REFSMMAT is a term used by guidance, navigation, and control system flight controllers during the Apollo program, which carried over into the Space Shuttle program. REFSMMAT stands for "Reference to Stable Member Matrix". It is a numerical definition of a fixed orientation in space and is usually (but not always) defined with respect to the stars. It was used by the Apollo Primary Guidance, Navigation and Control System (PGNCS) as a reference to which the gimbal-mounted platform at its core should be oriented. Every operation within the spacecraft that required knowledge of direction was carried out with respect to the orientation of the guidance platform, itself aligned according to a particular REFSMMAT.
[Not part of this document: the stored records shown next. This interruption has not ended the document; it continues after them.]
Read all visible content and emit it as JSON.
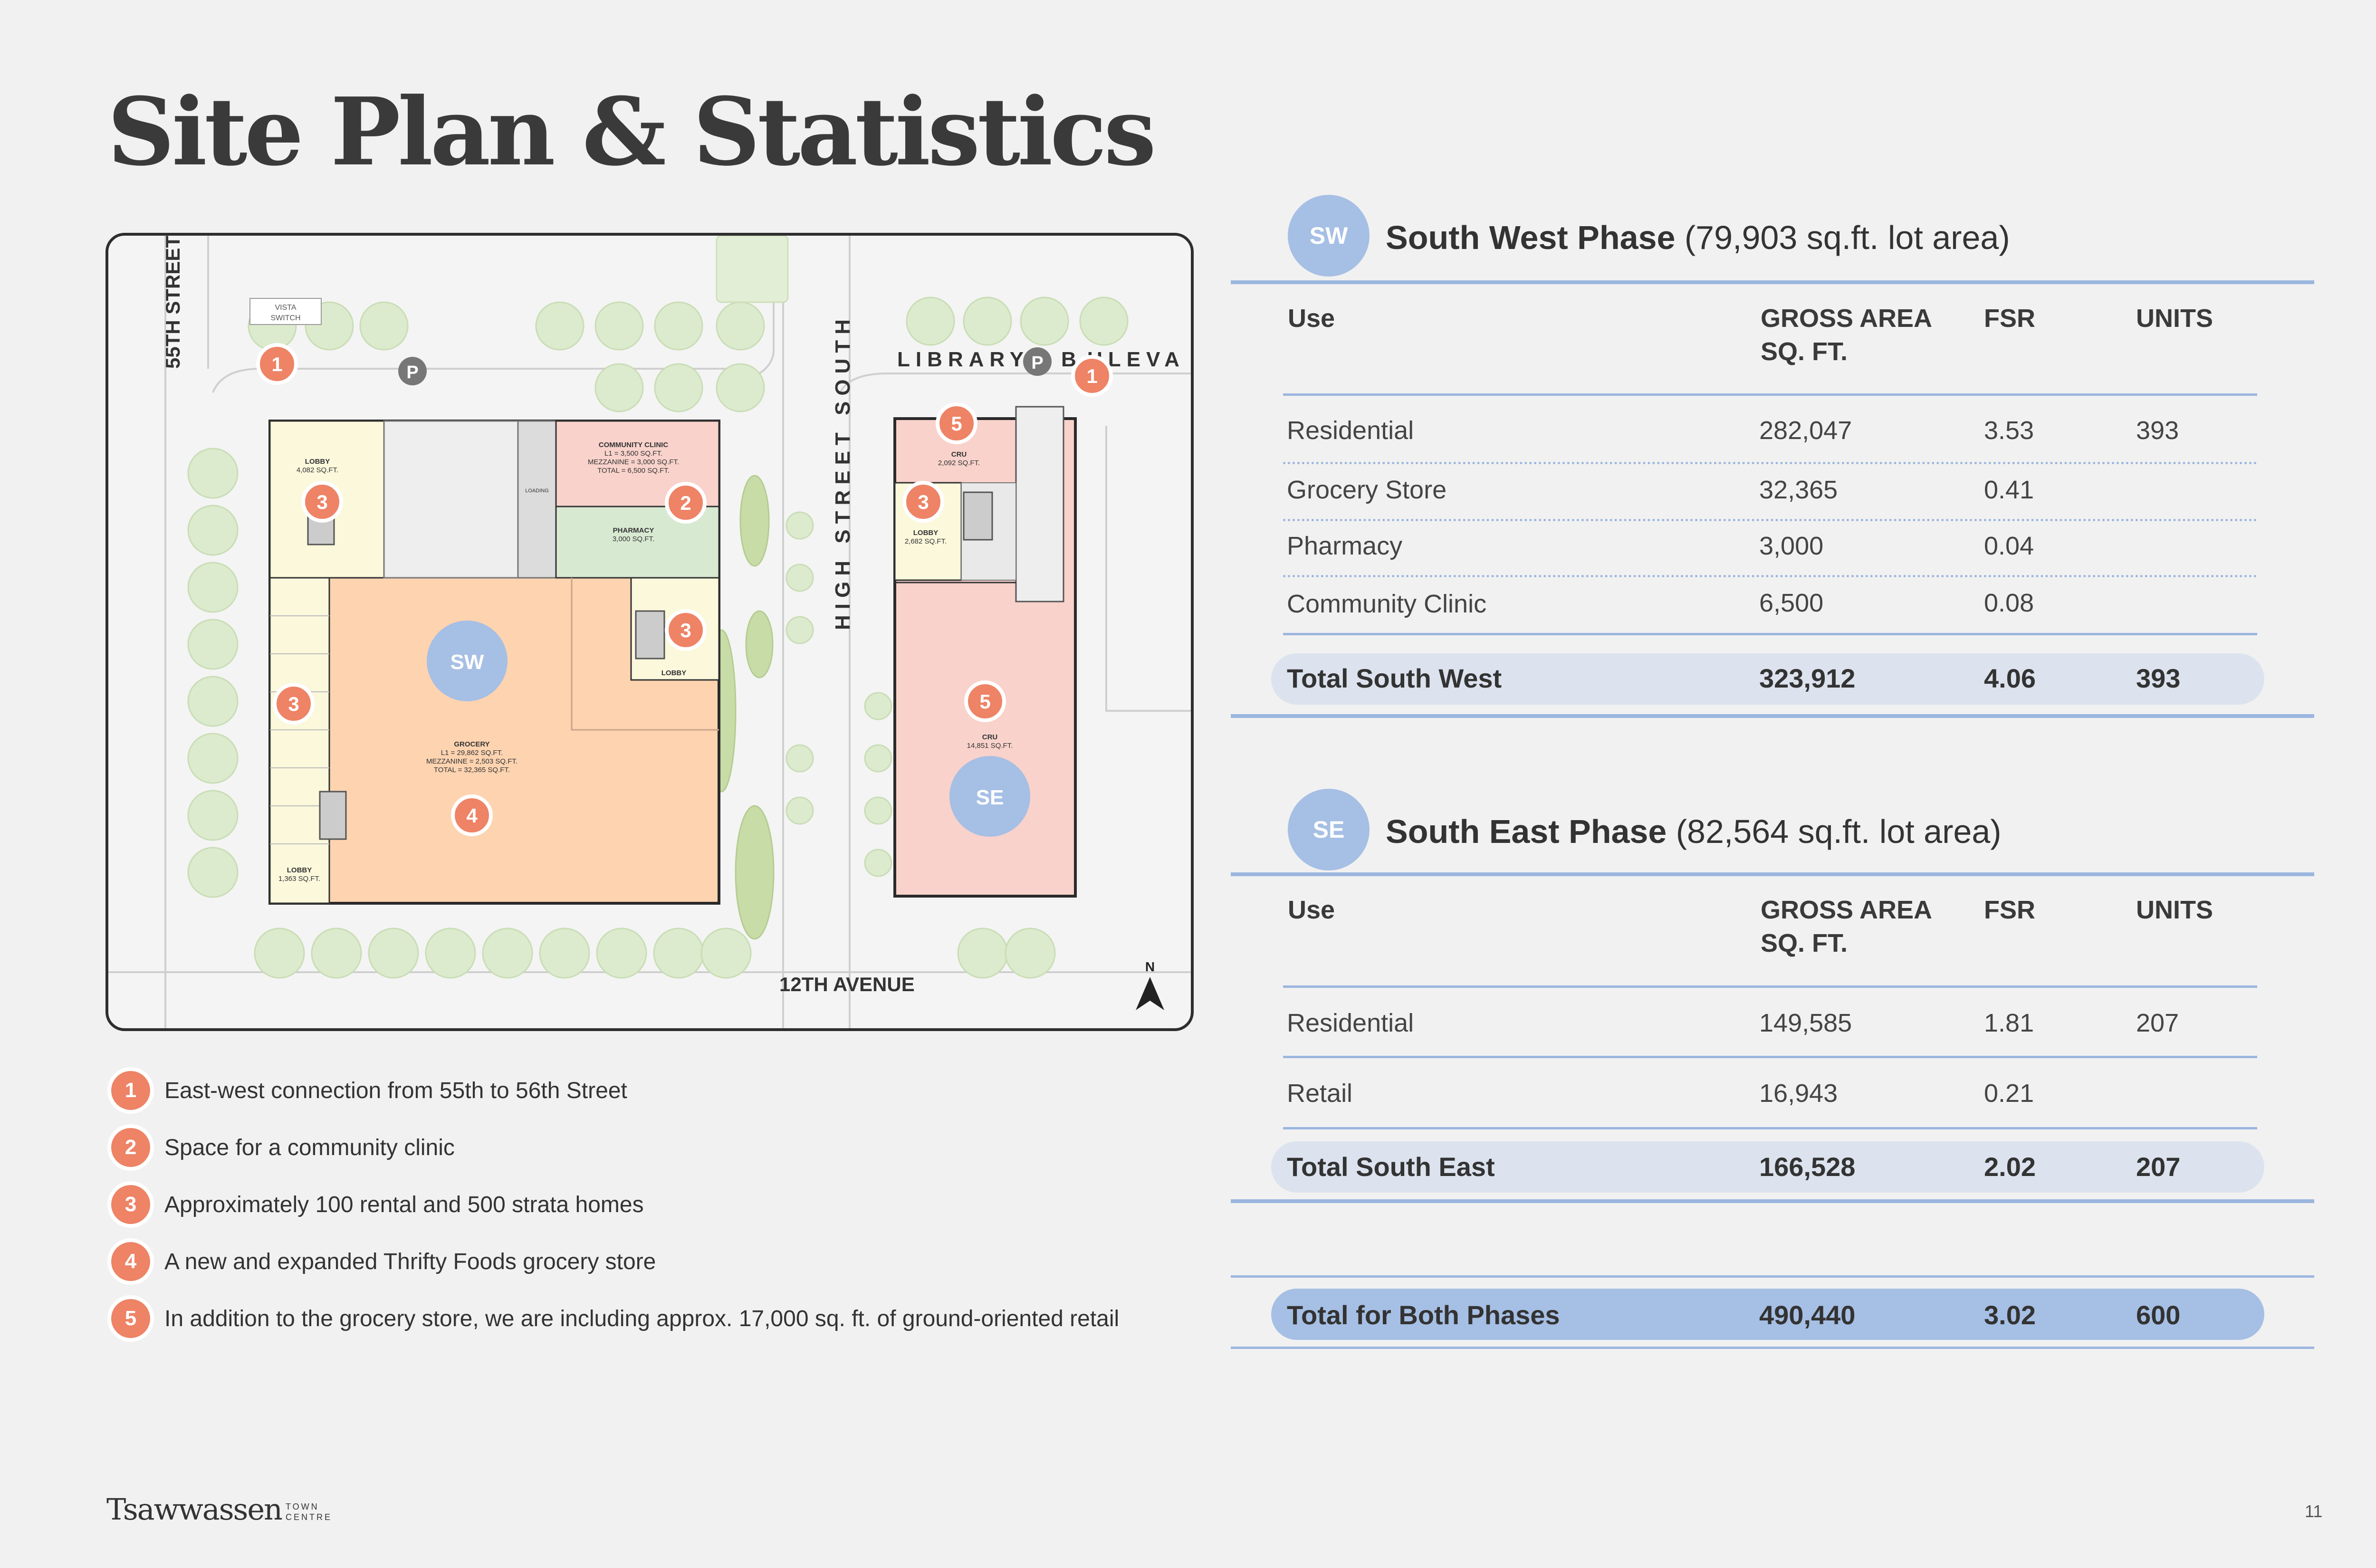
{
  "title": "Site Plan & Statistics",
  "map": {
    "street_55": "55TH STREET",
    "street_12": "12TH AVENUE",
    "high_street": "HIGH STREET SOUTH",
    "library": "LIBRARY",
    "library_end": "ULEVA",
    "library_mid": "B",
    "north": "N",
    "vista": "VISTA",
    "vista2": "SWITCH",
    "parking": "P",
    "sw": "SW",
    "se": "SE",
    "labels": {
      "lobby_a": "LOBBY",
      "lobby_a_area": "4,082 SQ.FT.",
      "clinic": "COMMUNITY CLINIC",
      "clinic_l1": "L1 = 3,500 SQ.FT.",
      "clinic_mez": "MEZZANINE = 3,000 SQ.FT.",
      "clinic_total": "TOTAL = 6,500 SQ.FT.",
      "pharmacy": "PHARMACY",
      "pharmacy_area": "3,000 SQ.FT.",
      "loading": "LOADING",
      "lobby_b": "LOBBY",
      "grocery": "GROCERY",
      "grocery_l1": "L1 = 29,862 SQ.FT.",
      "grocery_mez": "MEZZANINE = 2,503 SQ.FT.",
      "grocery_total": "TOTAL = 32,365 SQ.FT.",
      "lobby_c": "LOBBY",
      "lobby_c_area": "1,363 SQ.FT.",
      "cru_a": "CRU",
      "cru_a_area": "2,092 SQ.FT.",
      "lobby_d": "LOBBY",
      "lobby_d_area": "2,682 SQ.FT.",
      "cru_b": "CRU",
      "cru_b_area": "14,851 SQ.FT."
    }
  },
  "legend": [
    {
      "num": "1",
      "text": "East-west connection from 55th to 56th Street"
    },
    {
      "num": "2",
      "text": "Space for a community clinic"
    },
    {
      "num": "3",
      "text": "Approximately 100 rental and 500 strata homes"
    },
    {
      "num": "4",
      "text": "A new and expanded Thrifty Foods grocery store"
    },
    {
      "num": "5",
      "text": "In addition to the grocery store, we are including approx. 17,000 sq. ft. of ground-oriented retail"
    }
  ],
  "sw": {
    "badge": "SW",
    "name": "South West Phase",
    "lot": "(79,903 sq.ft. lot area)",
    "headers": {
      "use": "Use",
      "gross1": "GROSS AREA",
      "gross2": "SQ. FT.",
      "fsr": "FSR",
      "units": "UNITS"
    },
    "rows": [
      {
        "use": "Residential",
        "gross": "282,047",
        "fsr": "3.53",
        "units": "393"
      },
      {
        "use": "Grocery Store",
        "gross": "32,365",
        "fsr": "0.41",
        "units": ""
      },
      {
        "use": "Pharmacy",
        "gross": "3,000",
        "fsr": "0.04",
        "units": ""
      },
      {
        "use": "Community Clinic",
        "gross": "6,500",
        "fsr": "0.08",
        "units": ""
      }
    ],
    "total": {
      "use": "Total South West",
      "gross": "323,912",
      "fsr": "4.06",
      "units": "393"
    }
  },
  "se": {
    "badge": "SE",
    "name": "South East Phase",
    "lot": "(82,564 sq.ft. lot area)",
    "headers": {
      "use": "Use",
      "gross1": "GROSS AREA",
      "gross2": "SQ. FT.",
      "fsr": "FSR",
      "units": "UNITS"
    },
    "rows": [
      {
        "use": "Residential",
        "gross": "149,585",
        "fsr": "1.81",
        "units": "207"
      },
      {
        "use": "Retail",
        "gross": "16,943",
        "fsr": "0.21",
        "units": ""
      }
    ],
    "total": {
      "use": "Total South East",
      "gross": "166,528",
      "fsr": "2.02",
      "units": "207"
    }
  },
  "grand": {
    "use": "Total for Both Phases",
    "gross": "490,440",
    "fsr": "3.02",
    "units": "600"
  },
  "footer": {
    "logo": "Tsawwassen",
    "logo_small1": "TOWN",
    "logo_small2": "CENTRE",
    "page": "11"
  },
  "colors": {
    "accent_blue": "#a6bfe4",
    "badge_orange": "#ee8366",
    "grocery": "#fdd3b0",
    "cru": "#f8d2cb",
    "residential": "#fbf8dc",
    "pharmacy": "#d8e9d2"
  }
}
During an Apollo flight, the REFSMMAT being used, and therefore the orientation of the guidance platform, would change as operational needs required it, but never during a guidance process—that is, one REFSMMAT might be in use from launch through Trans-Lunar Injection, another from TLI to Midpoint, but would not change during the middle of a burn or set of maneuvers.
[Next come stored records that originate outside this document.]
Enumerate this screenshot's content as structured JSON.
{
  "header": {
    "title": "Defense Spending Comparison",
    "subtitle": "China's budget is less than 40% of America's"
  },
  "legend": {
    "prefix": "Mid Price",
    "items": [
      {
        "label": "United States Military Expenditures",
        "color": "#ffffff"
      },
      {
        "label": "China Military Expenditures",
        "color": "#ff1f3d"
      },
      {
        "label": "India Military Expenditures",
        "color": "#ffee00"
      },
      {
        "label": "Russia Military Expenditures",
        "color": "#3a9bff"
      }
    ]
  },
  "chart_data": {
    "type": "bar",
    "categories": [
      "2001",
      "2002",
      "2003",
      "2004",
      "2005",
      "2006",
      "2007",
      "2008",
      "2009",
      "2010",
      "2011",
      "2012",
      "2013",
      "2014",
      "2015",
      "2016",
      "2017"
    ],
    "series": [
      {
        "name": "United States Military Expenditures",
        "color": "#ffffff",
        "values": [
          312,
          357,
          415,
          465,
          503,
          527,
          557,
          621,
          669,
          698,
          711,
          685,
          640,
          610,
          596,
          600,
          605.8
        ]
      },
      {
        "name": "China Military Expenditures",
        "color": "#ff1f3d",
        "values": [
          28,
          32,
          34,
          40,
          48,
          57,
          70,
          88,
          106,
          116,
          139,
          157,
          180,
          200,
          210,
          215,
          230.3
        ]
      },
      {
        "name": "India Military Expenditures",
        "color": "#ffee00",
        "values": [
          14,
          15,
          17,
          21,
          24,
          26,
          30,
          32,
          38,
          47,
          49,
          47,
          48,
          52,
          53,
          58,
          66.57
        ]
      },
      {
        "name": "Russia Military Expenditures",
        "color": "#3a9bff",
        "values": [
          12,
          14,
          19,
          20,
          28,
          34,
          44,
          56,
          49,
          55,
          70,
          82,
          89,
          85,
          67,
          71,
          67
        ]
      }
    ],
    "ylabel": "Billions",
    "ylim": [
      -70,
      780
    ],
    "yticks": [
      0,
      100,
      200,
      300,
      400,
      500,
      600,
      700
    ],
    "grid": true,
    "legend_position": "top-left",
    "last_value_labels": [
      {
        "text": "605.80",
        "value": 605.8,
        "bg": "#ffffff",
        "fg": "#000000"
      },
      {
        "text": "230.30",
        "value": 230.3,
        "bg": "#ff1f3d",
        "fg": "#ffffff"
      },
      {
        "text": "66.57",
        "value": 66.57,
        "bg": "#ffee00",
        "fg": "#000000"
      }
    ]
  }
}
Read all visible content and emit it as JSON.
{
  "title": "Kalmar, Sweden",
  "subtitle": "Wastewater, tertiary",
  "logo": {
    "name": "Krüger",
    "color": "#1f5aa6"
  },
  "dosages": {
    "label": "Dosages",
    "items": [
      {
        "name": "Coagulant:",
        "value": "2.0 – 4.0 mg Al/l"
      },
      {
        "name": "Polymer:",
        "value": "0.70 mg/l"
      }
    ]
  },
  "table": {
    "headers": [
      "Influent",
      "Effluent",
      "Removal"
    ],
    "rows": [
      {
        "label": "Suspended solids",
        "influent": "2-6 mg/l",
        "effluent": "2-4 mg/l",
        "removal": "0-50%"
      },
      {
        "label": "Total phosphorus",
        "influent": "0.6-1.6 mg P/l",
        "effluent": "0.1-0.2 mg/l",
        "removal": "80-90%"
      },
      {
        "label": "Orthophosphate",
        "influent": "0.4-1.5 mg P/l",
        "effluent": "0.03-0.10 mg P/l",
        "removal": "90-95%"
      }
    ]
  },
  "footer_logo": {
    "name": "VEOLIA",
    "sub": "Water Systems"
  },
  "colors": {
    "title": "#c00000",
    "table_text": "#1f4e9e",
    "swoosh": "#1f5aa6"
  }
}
One consideration in choosing each respective REFSMMAT was to avoid taking the spacecraft near the gimbal lock zone of its Inertial Measurement Unit during any expected spacecraft maneuvers, since the exact orientation of the "forbidden" range of spacecraft attitudes would depend on the current REFSMMAT.

Additionally, it was considered good practice to have the spacecraft displays show some meaningful attitude value that would be easy to monitor during an important engine burn. Flight controllers at mission control in Houston would calculate what attitude the spacecraft had to be at for that burn and would devise a REFSMMAT that matched it in some way. Then, when it came time for the burn, if the spacecraft was in its correct attitude, the crew would see their 8-ball display a simple attitude that would be easy to interpret, allowing errors to be easily tracked and corrected.

In the hallowed halls of mission control, Captain Refsmmat was a Kilroy-type character, conceived as a joke spoken to a 'Flight Dynamics Branch' rookie by Flight Controller RETRO John Llewellyn, and first drawn by flight controller FIDO Edward Louis Pavelka Jr. as the "ideal mission controller". 'Capt. Refsmmat' served during the Apollo and Skylab years as an aid to the esprit de corps within the mission control team.